L’accordo dell’ultimo minuto ha evitato la crisi e ora il ministro più esposto assicura che sul Tav M5S e Lega troveranno un’intesa definitiva: “Faremo sintesi, non possiamo cadere per un buco che vogliono fare in una montagna”. E rivendica: “Se siamo arrivati al rinvio dei bandi, è anche grazie all’istruttoria che ho condotto in questi mesi”. Questo e altro sostiene il titolare dei Trasporti, Danilo Toninelli.

Luigi Di Maio ha parlato di “grande successo”. Ma l’intesa per il rinvio dei bandi con Telt, la società che gestisce la Torino-Lione, pare più che altro un’acrobazia semantica. Avete fatto quanto Telt vi suggeriva già mesi fa, in due lettere.

Quanto accaduto in queste ore è il frutto del lavoro di mesi. Io ricordo che le manifestazioni di interesse per il Tav dovevano partire già a metà settembre. E tra i tanti episodi cito una riunione del 3 dicembre scorso con la ministra dei Trasporti francese Borne, dopo una seduta del Consiglio europeo a Bruxelles. Erano le 2 del mattino, quando firmammo la lettera da inviare alla Telt, in cui spiegavamo che non si poteva partire con i lavori perché bisognava attendere l’esito dell’analisi costi benefici.

Però nella risposta a Giuseppe Conte di due giorni fa, la società italo-francese scrive “confermiamo”: cioè farà quanto aveva proposto a dicembre.

C’è una novità importante nell’ultima lettera di Telt, perché precisa che negli inviti alle imprese a presentare candidature verrà inserita la facoltà per la stazione appaltante, cioè per la stessa società, “di non dare seguito in ogni momento alla procedura, senza che ciò generi oneri per la stazione stessa né per i due Stati”, Italia e Francia. Quindi al nostro Paese non costerebbe nulla.

È la clausola di dissolvenza, già prevista dalla legislazione francese.

Ma nel testo c’è un passaggio in più, rilevante. Nella legge francese è previsto che l’interruzione della procedura debba essere motivata in base a ragioni o fatti di interesse pubblico generale. Invece in base a questa lettera lo stop all’iter non dovrà essere in alcun modo motivato.

Avete ottenuto solo un rinvio di qualche mese. E il Tav rimane un’ipotesi concreta, non crede?

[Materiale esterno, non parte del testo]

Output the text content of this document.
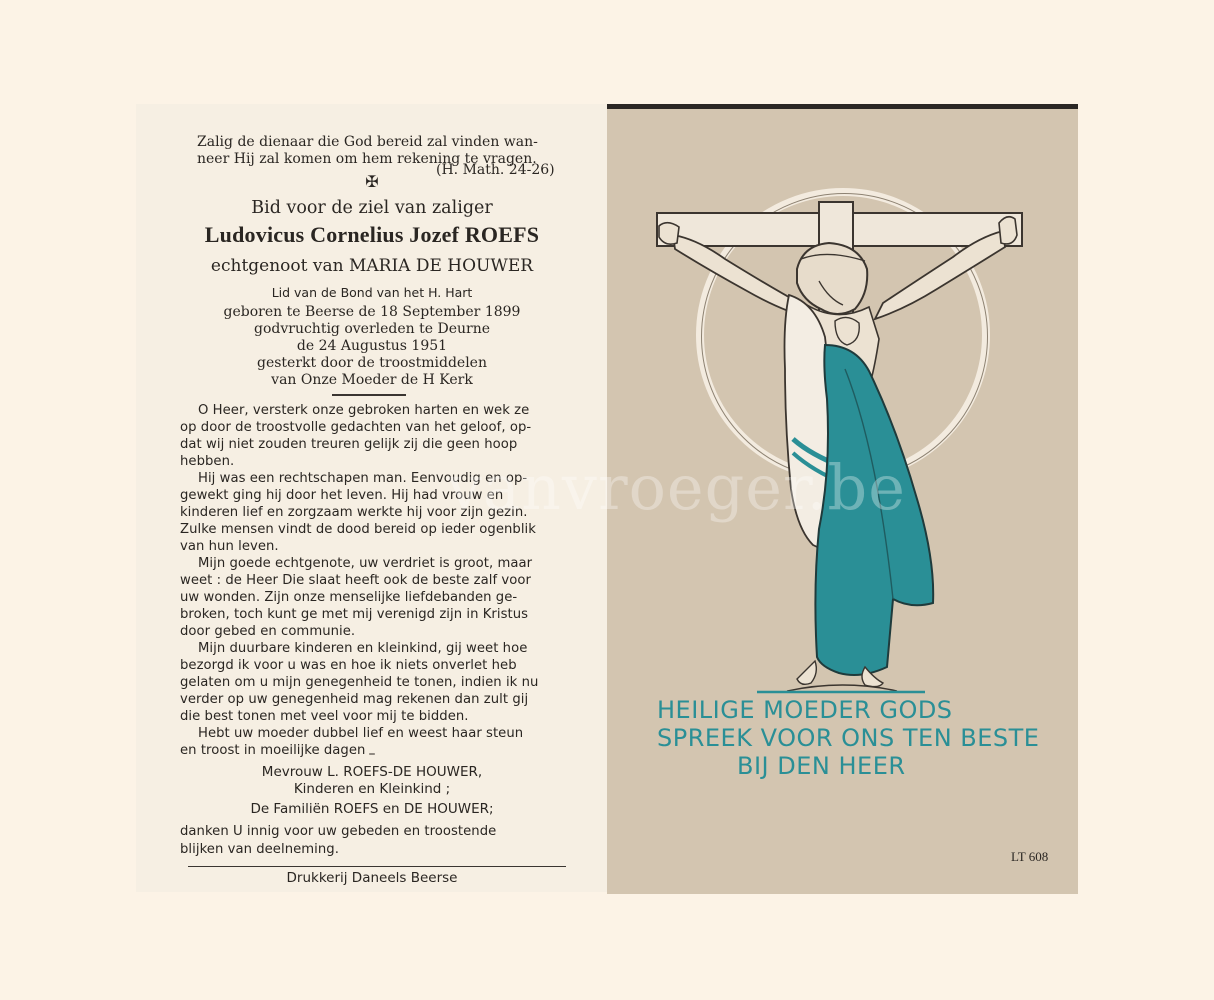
Zalig de dienaar die God bereid zal vinden wan-
neer Hij zal komen om hem rekening te vragen.
(H. Math. 24-26)
✠
Bid voor de ziel van zaliger
Ludovicus Cornelius Jozef ROEFS
echtgenoot van MARIA DE HOUWER
Lid van de Bond van het H. Hart
geboren te Beerse de 18 September 1899
godvruchtig overleden te Deurne
de 24 Augustus 1951
gesterkt door de troostmiddelen
van Onze Moeder de H Kerk
O Heer, versterk onze gebroken harten en wek ze
op door de troostvolle gedachten van het geloof, op-
dat wij niet zouden treuren gelijk zij die geen hoop
hebben.
Hij was een rechtschapen man. Eenvoudig en op-
gewekt ging hij door het leven. Hij had vrouw en
kinderen lief en zorgzaam werkte hij voor zijn gezin.
Zulke mensen vindt de dood bereid op ieder ogenblik
van hun leven.
Mijn goede echtgenote, uw verdriet is groot, maar
weet : de Heer Die slaat heeft ook de beste zalf voor
uw wonden. Zijn onze menselijke liefdebanden ge-
broken, toch kunt ge met mij verenigd zijn in Kristus
door gebed en communie.
Mijn duurbare kinderen en kleinkind, gij weet hoe
bezorgd ik voor u was en hoe ik niets onverlet heb
gelaten om u mijn genegenheid te tonen, indien ik nu
verder op uw genegenheid mag rekenen dan zult gij
die best tonen met veel voor mij te bidden.
Hebt uw moeder dubbel lief en weest haar steun
en troost in moeilijke dagen –
Mevrouw L. ROEFS-DE HOUWER,
Kinderen en Kleinkind ;
De Familiën ROEFS en DE HOUWER;
danken U innig voor uw gebeden en troostende
blijken van deelneming.
Drukkerij Daneels Beerse
vanvroeger.be
HEILIGE MOEDER GODS
SPREEK VOOR ONS TEN BESTE
BIJ DEN HEER
LT 608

Non ho mai nutrito alcun pregiudizio nei confronti dell’opera. Ma l’analisi costi-benefici ha dimostrato senza alcun dubbio che la Torino-Lione è stata una scelta sbagliata.

Magari potevate fare prima, no? Vi siete ridotti alla vigilia del Cda di Telt.

Non mi vengano a dire che ci abbiamo messo troppo per fare una valutazione seria. L’opera è stata ideata quasi trent’anni fa, e io sono arrivato nove mesi fa.

Ora dovrete trovare un’intesa con la Francia e con la Ue. Cosa volete ottenere?

Innanzitutto puntiamo a evitare che si sprechi denaro pubblico. Faremo un passo per volta, partendo dal dato che c’è una sproporzione evidente tra gli oneri previsti per la Francia e quelli per l’Italia.

L’accordo lo dovrà trovare innanzitutto il premier Conte, colui che vi ha tirato fuori dai guai all’ultimo momento utile.

Il Tav si basa su un trattato internazionale, quindi era ovvio che si passasse dal presidente del Consiglio, il quale ha svolto un lavoro prezioso.

Per bloccare l’opera serve un voto in Parlamento. E i voti necessari non li avrete mai.

Non sono preoccupato: troveremo una sintesi con la Lega, che ha accettato la nostra impostazione.

Il Carroccio vuole fare il Tav, e Salvini ha minacciato la crisi di governo, tanto che Di Maio lo ha accusato di “fare folclore”. La sintesi pare lontana, no?

Sono state dette cose sbagliate. E sarebbe opportuno che i governatori Zaia e Fontana parlassero di meno. Stanno mettendo a repentaglio un esecutivo: siano più responsabili.

Si era parlato di sue dimissioni. E tanti dicono che la Lega voglia il suo ministero. Lei quanto traballa?

Gestisco decine di dossier delicatissimi, non mi stupisce che qualcuno non mi voglia lì. Ma io sento il sostegno di tutto il Movimento, e l’ho avvertito anche nell’ultima assemblea congiunta. Non ho mai pensato di dimettermi.